PUSL.- Un an après la confirmation de leur peines les prisonniers politiques sahraouis sont toujours torturés dans les geôles marocaines, dans l’attente d’une nouvelle décision de la Cour suprême marocaine.

L’attente de cette décision donne de l’espoir aux prisonniers, aux familles et à leur soutien. En effet, en 2016, l’agenda politique marocain a conduit à l’annulation du jugement du Tribunal militaire considéré comme inéquitable, injuste et illégale par plusieurs ONG et institutions. En réalité, cette annulation a permis au Royaume du Maroc d’arguer de ce que les prisonniers n’avaient pas épuisé les voies de recours internes et d’empêcher ainsi l’application des décisions onusiennes, tel que celle du Comité contre la Torture ou l’avis du Groupe de travail contre la détention arbitraire. De même, la séparation des pouvoirs permet au Royaume de ne pas libérer ces prisonniers innocents à défaut d’une décision judiciaire en ce sens.
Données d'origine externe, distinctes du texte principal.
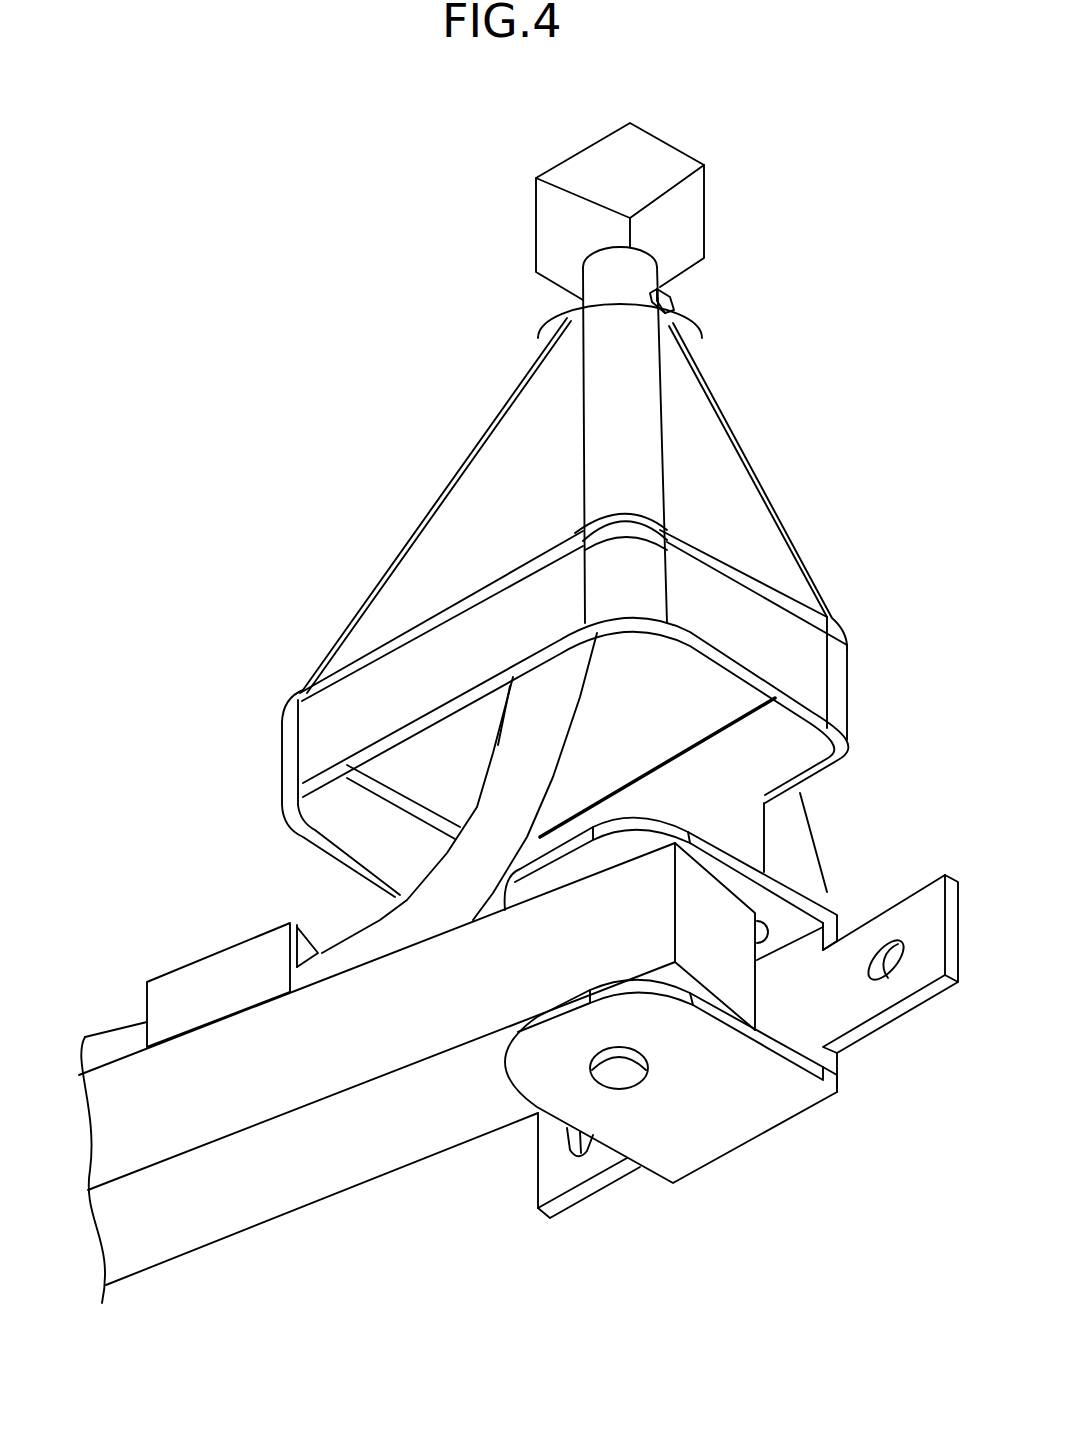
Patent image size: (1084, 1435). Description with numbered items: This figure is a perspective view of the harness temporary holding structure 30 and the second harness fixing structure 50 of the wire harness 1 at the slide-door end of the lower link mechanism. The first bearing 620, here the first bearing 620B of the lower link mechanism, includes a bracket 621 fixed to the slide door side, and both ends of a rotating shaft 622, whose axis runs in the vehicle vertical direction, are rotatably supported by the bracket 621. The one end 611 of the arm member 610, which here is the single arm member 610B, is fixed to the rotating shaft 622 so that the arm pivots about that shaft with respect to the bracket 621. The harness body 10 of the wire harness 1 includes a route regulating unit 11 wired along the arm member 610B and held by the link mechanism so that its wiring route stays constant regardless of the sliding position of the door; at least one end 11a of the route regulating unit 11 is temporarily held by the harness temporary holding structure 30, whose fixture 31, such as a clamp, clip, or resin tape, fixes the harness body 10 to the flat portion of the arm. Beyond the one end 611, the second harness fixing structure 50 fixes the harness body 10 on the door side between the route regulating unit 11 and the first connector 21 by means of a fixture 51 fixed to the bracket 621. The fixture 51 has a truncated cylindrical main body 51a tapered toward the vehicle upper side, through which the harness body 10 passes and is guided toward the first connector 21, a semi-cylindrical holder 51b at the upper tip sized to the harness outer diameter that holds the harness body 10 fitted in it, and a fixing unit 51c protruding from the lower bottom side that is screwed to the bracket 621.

The wire harness 1 is at (280, 140).
The harness body 10 is at (78, 1002).
The route regulating unit 11 is at (451, 1073).
The end of route regulating unit 11a is at (128, 1037).
The first connector 21 is at (578, 190).
The harness temporary holding structure 30 is at (218, 943).
The fixture 31 is at (207, 983).
The second harness fixing structure 50 is at (605, 618).
The fixture 51 is at (455, 372).
The main body 51a is at (470, 507).
The semi-cylindrical holder 51b is at (677, 302).
The fixing unit 51c is at (800, 848).
The arm member 610 is at (503, 1224).
The arm member 610B is at (380, 1236).
The one end of arm member 611 is at (483, 1113).
The first bearing 620 is at (731, 1040).
The first bearing 620B is at (820, 1138).
The bracket 621 is at (723, 1130).
The rotating shaft 622 is at (619, 1073).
Seulement, un lecteur averti sait bien que la Cour de cassation ne peut être saisi que de questions de droit ; elle ne saurait revenir sur les faits. D’ailleurs, elle a renvoyé, en 2016, l’affaire devant la Cour d’appel de Rabat sans conclure à la libération immédiate des prisonniers tout en constatant qu’il n’existait aucune preuve de leur culpabilité autre que des aveux rédigés par la police et la gendarmerie royale. Cela signifie que huit ans après les premiers actes de tortures auxquels les prisonniers ont été soumis, aucune enquête n’a été ouverte alors même que c’est ce qui aurait permis de conclure à la nullité de ces procès-verbaux. Et donc, de conduire à la libération des prisonniers. Lire la suite…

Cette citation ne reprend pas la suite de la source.